Secara keseluruhan, perkara nomor 379/Pdt.G/2021/PA.Btl menunjukkan bahwa dalam kasus perceraian, tidak jarang ditemukan kombinasi berbagai faktor yang secara kolektif menyebabkan keretakan hubungan pernikahan. Ketidakmampuan memberikan keturunan, tidak memberikan nafkah yang layak, serta perilaku buruk seperti berjudi dan mabuk adalah faktor-faktor yang saling terkait yang berkontribusi pada perselisihan yang tidak dapat diselesaikan. Pendekatan holistik dalam menilai kasus perceraian seperti ini sangat penting untuk memastikan bahwa keputusan yang diambil mencerminkan keadilan dan kesejahteraan bagi kedua belah pihak.
Dalam perkara nomor 960/Pdt.G/2021/PA.Btl, alasan perceraian tidak hanya berkutat pada ketidakmampuan memberikan keturunan, tetapi juga melibatkan tekanan dari keluarga tergugat dan sikap kasar tergugat, yang memperburuk keadaan.

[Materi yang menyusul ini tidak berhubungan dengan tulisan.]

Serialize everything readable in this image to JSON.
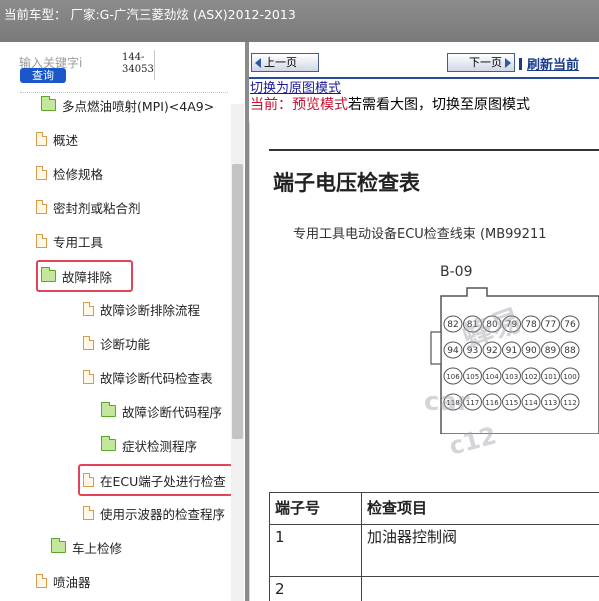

Tekanan dari keluarga tergugat sering kali menambah beban emosional dalam pernikahan, terutama jika keluarga tergugat menuntut adanya keturunan sebagai bagian dari harapan mereka terhadap pernikahan tersebut. Ketidakmampuan memenuhi harapan ini dapat menyebabkan ketegangan tambahan yang berat bagi pasangan.